Acting Governor of the Central Bank of Nigeria
- In office 9 June 2023 – 15 September 2023
- President: Bola Tinubu
- Preceded by: Godwin Emefiele
- Succeeded by: Yemi Cardoso

Deputy Governor of the Central Bank of Nigeria (Operations Directorate)
- In office 17 October 2018 – 15 September 2023
- Governor: Godwin Emefiele

Personal details
- Born: Folashodun Adebisi Shonubi 7 March 1962 (age 64)
- Party: Nonpartisan
- Alma mater: University of Lagos
- Profession: Banker

= Folashodun Shonubi =

Nigerian economist (born 1961)

Folashodun Adebisi Shonubi (born 7 March 1962) is a Nigerian economist who served as the acting governor of the Central Bank of Nigeria from 9 June to 15 September 2023. He was the deputy governor (Operations Directorate) under the former CBN governor Godwin Emefiele until he was succeeded.

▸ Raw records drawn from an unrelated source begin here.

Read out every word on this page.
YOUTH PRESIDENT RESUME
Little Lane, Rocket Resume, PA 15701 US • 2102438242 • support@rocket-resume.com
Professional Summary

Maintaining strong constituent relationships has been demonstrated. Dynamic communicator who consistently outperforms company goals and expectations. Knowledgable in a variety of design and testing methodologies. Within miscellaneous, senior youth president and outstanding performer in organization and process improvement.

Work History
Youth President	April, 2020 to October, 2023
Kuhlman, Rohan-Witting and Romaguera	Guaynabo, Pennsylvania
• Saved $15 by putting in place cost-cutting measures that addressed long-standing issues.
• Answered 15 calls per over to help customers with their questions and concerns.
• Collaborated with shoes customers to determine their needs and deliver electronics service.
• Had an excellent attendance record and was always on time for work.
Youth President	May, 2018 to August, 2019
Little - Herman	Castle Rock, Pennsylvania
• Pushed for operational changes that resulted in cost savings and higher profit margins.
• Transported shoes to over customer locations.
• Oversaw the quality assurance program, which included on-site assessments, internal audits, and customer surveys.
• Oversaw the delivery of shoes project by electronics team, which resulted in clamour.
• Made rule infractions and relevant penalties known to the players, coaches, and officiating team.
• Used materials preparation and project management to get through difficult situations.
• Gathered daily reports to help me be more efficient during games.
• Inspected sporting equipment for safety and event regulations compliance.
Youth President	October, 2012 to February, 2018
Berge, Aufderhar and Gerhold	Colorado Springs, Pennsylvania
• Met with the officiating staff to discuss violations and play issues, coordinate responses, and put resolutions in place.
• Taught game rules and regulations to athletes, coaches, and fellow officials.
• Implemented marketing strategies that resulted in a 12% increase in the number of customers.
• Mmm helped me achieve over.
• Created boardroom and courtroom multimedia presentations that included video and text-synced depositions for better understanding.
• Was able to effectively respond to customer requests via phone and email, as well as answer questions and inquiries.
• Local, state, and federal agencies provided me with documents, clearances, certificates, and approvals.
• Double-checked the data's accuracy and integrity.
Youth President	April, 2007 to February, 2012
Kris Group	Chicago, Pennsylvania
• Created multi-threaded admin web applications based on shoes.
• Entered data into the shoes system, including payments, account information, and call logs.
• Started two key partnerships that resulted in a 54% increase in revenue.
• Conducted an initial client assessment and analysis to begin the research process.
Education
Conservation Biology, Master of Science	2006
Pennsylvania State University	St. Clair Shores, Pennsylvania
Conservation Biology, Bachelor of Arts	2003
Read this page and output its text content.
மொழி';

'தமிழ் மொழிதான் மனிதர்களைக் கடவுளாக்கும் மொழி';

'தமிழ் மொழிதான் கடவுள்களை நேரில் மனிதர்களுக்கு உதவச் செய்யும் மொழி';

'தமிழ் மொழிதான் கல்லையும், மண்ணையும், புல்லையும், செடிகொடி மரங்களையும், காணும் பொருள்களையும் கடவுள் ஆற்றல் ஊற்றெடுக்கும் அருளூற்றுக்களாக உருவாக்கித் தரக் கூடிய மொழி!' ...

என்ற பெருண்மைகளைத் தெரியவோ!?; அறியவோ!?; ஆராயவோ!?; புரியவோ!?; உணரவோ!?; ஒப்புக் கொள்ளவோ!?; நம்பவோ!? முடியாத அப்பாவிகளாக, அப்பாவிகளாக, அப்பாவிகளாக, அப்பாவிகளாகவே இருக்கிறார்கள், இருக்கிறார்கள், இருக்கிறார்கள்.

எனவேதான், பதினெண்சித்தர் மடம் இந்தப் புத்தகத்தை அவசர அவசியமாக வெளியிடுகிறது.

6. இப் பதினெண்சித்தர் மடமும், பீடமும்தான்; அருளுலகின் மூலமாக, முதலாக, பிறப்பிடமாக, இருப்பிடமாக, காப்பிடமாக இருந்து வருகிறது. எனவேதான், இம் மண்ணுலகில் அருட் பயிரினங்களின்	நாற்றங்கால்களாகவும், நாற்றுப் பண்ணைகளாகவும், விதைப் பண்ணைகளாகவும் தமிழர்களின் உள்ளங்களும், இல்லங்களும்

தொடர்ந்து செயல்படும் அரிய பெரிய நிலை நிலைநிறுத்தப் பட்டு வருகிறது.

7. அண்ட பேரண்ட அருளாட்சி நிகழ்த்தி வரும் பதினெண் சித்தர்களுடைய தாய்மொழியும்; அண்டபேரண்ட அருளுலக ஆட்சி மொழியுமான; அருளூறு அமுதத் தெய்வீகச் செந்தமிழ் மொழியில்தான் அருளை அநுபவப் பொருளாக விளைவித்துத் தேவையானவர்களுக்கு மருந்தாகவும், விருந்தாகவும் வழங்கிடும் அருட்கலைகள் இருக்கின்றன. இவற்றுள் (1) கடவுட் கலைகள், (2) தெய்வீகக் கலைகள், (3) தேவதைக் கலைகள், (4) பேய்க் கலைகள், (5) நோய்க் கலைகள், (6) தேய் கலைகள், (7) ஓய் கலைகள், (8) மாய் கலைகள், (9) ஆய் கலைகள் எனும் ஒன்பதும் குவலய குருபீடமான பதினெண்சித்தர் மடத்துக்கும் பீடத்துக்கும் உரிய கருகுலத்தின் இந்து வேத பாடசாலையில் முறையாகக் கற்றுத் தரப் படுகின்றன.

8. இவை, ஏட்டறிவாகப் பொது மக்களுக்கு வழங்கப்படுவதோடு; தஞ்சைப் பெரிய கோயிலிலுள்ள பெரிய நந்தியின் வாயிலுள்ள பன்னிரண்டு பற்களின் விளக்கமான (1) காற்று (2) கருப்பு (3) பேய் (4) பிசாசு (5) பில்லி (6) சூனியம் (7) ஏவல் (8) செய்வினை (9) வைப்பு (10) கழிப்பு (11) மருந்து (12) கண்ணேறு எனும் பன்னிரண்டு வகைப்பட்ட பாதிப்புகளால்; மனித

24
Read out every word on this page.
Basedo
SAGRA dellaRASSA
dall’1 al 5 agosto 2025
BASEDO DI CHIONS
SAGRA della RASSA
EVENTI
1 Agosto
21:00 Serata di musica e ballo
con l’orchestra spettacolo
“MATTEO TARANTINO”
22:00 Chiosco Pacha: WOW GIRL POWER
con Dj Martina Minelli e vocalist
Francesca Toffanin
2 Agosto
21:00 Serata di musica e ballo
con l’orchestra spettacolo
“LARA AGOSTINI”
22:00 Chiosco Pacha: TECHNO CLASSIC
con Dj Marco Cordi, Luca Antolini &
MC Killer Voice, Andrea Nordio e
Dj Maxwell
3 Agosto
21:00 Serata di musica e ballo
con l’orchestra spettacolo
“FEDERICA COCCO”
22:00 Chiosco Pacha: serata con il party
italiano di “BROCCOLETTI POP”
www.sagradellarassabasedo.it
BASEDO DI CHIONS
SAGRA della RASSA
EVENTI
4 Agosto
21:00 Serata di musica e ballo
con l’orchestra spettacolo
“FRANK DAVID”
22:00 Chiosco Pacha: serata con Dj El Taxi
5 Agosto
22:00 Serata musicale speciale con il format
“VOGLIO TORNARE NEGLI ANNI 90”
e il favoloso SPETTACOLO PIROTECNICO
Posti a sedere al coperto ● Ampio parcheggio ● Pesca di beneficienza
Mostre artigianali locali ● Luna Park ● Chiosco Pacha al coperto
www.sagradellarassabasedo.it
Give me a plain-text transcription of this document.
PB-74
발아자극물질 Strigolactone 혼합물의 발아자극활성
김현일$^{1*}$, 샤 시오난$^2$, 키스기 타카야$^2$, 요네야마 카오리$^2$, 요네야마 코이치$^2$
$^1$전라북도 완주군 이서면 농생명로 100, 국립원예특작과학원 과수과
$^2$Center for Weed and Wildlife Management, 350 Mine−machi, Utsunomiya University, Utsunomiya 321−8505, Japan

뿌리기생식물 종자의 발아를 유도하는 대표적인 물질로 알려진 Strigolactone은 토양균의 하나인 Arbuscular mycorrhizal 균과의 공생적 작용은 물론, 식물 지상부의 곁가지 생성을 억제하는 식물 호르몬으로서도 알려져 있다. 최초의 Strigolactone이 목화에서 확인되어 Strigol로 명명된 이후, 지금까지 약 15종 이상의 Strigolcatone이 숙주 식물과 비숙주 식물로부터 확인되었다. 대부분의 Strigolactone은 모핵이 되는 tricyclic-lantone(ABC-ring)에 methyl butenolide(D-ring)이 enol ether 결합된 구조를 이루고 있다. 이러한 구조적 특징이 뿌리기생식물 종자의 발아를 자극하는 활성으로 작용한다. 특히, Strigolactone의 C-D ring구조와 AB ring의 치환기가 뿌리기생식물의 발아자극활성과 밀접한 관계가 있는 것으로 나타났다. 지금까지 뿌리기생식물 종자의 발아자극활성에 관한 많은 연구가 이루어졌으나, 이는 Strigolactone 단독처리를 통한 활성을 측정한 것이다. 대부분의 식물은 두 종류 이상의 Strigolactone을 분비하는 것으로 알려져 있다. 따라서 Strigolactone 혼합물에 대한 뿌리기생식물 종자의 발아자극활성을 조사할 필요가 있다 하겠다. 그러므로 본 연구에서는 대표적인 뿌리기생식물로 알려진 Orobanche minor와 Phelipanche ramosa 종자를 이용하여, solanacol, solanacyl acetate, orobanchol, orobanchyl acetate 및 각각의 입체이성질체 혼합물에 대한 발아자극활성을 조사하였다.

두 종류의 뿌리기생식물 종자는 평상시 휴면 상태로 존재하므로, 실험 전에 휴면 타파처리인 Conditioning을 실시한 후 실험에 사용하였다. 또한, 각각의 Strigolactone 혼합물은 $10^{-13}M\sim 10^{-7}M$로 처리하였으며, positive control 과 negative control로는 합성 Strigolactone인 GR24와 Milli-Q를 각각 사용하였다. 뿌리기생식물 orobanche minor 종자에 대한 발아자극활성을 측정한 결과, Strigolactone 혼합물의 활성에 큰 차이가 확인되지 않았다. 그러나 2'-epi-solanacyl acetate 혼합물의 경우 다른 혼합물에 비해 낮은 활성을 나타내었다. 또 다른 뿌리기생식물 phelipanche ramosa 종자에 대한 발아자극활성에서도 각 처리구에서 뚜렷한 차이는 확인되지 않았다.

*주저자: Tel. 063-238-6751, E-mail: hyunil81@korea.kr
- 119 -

He resigned from the central bank in September 2023.

On 15 September 2023, major news articles in Nigeria claimed that all deputy governors of the CBN mainly Folashodun Shonubi, Aishah Ahmad, Edward Lametek Adamu and Kingsley Obiora were removed from office alongside their principal, Godwin Emefiele who had been earlier suspended by President Bola Ahmed Tinubu.

==Life==
Shonubi graduated from the University of Lagos from 1978 to 1983 after obtaining a BSc. and MSc. in Mechanical Engineering, a Master in Business Administration specializing in Finance between 1988 and 1989.

His first working experience was at Mek-ind Associates where he worked as consultant engineer from 1984 to 1989 then later as a marketing executive at Inlaks Computers Limited.

From 1990 to 1993, Shonubi was the Head of Treasury Operations of Citibank before proceeding to First City Monument Bank as vice president and Ecobank Nigeria Limited as executive director.

From 1999 to 2007, he worked at MBC International as the deputy general manager.

From 2009 to 2012, he was employed by Union Bank of Nigeria Limited as an executive director, operations, technology and services.

From 2012 to his appointment as the deputy governor of CBN (Operations Directorate), he was the managing director and chief executive officer of the Nigeria Inter-Bank Settlement System PLC.

On 9 June 2023, President Bola Ahmed Tinubu appointed him as the acting governor of Central Bank of Nigeria following the suspension of Godwin Emefiele. Following the appointment of Yemi Cardoso as governor of the central bank, Shonubi resigned from the CBN. Major newspapers in Nigeria at the time claim that Shonubi and his co-Deputy Governors were removed from office by President Bola Ahmed Tinubu while some others claim they were forced to resign. Shonubi who was appointed Deputy Governor by President Muhammadu Buhari in June 2018 with Senate confirmation in October 2018 was due for reappointment for another term of five-years in October 2023, before his sudden exit from the Bank.

==Awards==
Shonubi holds the National Honours of the Commander of the Order of the Niger (CON).